Competitors hauled beer barrel across Peak District in gruelling challenge

Competitors haul a seventy-two pint beer barrel up and across high moorland in the Peak District National Park Credit: F STOP PRESS

Competitors hauled a full 72-pint beer barrel up and across one of the toughest areas of high moorland in the Peak District National Park in a gruelling event.

It's called The Great Kinder Beer Barrel Challenge and the prize for winners is glory - and the barrel of beer they carry.

The mountain known as Kinder Scout, which was the scene of the famous mass trespass in 1932, played host to one of the most difficult fell-running events to be run on the Dark Peak hills, Derbyshire.

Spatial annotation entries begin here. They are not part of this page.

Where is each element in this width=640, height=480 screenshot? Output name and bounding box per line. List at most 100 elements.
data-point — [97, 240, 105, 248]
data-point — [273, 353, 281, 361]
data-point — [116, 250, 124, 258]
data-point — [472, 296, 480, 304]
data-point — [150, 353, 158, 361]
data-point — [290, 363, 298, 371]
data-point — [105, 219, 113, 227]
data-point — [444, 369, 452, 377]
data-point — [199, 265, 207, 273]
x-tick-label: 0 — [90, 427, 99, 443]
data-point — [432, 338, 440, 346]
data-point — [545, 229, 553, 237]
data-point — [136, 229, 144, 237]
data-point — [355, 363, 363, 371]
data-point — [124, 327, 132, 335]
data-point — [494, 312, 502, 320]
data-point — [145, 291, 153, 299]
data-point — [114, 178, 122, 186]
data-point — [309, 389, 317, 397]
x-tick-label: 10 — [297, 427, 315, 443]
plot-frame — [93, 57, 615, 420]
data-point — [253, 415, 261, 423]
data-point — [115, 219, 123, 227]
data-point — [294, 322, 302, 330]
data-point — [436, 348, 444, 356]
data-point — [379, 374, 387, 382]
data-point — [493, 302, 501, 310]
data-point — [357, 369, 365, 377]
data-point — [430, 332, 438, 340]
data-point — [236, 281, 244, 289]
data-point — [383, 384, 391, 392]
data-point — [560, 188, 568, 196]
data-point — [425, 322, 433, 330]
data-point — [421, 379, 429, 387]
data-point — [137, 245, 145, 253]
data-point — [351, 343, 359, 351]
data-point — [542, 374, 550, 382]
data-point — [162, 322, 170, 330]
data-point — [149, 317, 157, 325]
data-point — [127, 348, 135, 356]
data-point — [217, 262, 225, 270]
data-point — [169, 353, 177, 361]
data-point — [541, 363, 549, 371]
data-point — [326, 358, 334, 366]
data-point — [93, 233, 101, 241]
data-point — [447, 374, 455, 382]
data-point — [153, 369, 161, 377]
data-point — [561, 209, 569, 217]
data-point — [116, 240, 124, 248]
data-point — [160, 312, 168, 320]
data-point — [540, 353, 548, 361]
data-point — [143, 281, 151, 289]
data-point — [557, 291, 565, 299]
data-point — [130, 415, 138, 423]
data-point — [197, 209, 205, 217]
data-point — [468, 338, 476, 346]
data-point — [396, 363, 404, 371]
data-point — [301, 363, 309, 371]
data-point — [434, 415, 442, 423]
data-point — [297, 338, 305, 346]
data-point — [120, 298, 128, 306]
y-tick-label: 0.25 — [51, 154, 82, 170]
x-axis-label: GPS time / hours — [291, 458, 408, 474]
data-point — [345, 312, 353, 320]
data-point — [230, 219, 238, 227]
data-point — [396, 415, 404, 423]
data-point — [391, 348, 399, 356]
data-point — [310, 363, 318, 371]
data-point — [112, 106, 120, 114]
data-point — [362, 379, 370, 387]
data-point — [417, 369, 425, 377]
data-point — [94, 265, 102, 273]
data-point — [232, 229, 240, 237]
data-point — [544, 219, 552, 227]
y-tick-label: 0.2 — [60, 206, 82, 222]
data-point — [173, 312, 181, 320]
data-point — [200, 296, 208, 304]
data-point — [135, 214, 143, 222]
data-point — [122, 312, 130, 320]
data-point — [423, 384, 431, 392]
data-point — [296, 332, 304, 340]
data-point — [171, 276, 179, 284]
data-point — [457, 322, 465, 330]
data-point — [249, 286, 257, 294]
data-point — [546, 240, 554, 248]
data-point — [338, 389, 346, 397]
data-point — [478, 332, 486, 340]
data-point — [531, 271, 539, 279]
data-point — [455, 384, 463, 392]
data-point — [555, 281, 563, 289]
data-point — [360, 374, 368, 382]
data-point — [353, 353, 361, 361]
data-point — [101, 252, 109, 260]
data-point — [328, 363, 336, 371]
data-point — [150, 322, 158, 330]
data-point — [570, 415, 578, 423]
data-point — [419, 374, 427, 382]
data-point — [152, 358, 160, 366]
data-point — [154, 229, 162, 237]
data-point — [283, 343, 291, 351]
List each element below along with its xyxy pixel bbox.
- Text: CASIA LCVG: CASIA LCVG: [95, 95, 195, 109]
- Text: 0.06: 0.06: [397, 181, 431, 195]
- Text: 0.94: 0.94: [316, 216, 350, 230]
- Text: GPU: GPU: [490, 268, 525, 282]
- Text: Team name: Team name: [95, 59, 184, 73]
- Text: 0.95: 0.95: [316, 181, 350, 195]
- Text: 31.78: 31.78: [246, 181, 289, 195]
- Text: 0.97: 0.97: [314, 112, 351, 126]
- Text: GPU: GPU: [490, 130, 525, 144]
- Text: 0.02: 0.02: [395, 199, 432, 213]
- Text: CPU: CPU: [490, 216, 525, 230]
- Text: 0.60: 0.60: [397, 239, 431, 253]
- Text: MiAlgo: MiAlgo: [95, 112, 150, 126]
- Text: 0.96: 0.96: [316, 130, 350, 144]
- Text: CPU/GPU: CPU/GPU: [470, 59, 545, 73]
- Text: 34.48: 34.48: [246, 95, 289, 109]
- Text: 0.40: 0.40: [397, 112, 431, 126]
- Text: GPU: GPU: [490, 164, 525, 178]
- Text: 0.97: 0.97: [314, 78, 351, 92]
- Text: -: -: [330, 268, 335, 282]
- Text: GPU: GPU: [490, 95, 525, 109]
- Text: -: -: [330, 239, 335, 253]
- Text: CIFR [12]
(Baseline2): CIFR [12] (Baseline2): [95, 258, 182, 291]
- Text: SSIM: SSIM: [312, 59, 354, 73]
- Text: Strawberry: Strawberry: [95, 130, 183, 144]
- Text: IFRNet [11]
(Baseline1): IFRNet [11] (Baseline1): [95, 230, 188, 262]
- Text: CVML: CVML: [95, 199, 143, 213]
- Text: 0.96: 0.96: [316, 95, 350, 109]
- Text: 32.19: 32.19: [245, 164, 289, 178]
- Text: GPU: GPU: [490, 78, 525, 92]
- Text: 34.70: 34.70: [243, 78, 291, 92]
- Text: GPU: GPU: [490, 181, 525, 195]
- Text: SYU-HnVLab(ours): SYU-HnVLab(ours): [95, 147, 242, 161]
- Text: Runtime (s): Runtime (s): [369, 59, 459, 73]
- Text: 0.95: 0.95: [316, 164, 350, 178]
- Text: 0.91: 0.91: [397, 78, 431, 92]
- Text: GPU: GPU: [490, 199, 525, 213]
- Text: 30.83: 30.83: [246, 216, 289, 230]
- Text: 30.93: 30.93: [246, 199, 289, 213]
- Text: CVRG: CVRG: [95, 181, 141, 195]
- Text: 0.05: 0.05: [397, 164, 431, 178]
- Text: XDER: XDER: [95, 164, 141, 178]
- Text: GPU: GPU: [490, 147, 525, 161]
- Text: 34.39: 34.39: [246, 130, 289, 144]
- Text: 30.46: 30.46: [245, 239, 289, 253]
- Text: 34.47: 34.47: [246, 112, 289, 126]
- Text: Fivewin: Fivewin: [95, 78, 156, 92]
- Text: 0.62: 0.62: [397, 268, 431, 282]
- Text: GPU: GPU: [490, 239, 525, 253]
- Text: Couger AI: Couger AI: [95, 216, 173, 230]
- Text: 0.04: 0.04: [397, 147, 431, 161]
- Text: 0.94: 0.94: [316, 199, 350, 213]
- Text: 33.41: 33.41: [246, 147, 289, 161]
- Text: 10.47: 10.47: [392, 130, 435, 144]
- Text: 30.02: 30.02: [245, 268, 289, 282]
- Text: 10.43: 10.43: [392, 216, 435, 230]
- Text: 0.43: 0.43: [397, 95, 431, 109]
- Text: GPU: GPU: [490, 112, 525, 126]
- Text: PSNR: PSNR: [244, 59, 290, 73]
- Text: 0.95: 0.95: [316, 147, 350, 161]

The Great Kinder Beer Barrel Challenge has its roots in a bet that occurred in 1998 Credit: F STOP PRESS

Where did the Great Kinder Beer Barrel Challenge start?

The Great Kinder Beer Barrel Challenge has its roots in a bet that occurred in 1998.

The original challenge was laid down one bleak January night when local Edale shepherd Geoff Townsend complained to the landlord at the Old Nags Head Inn that they had run out of his favourite beer.

Geoff jokingly offered to fetch a barrel of the brew from the Snake Pass Inn, only three miles away as the crow flies, but with 900ft of ascent and descent in between.

The landlord agreed that if Geoff succeeded, he could have the barrel (and, more importantly, its contents). So the thirsty shepherd gathered twelve locals to help carry the barrel on a borrowed Mountain Rescue stretcher.

He won the bet, and shared the beer with his team.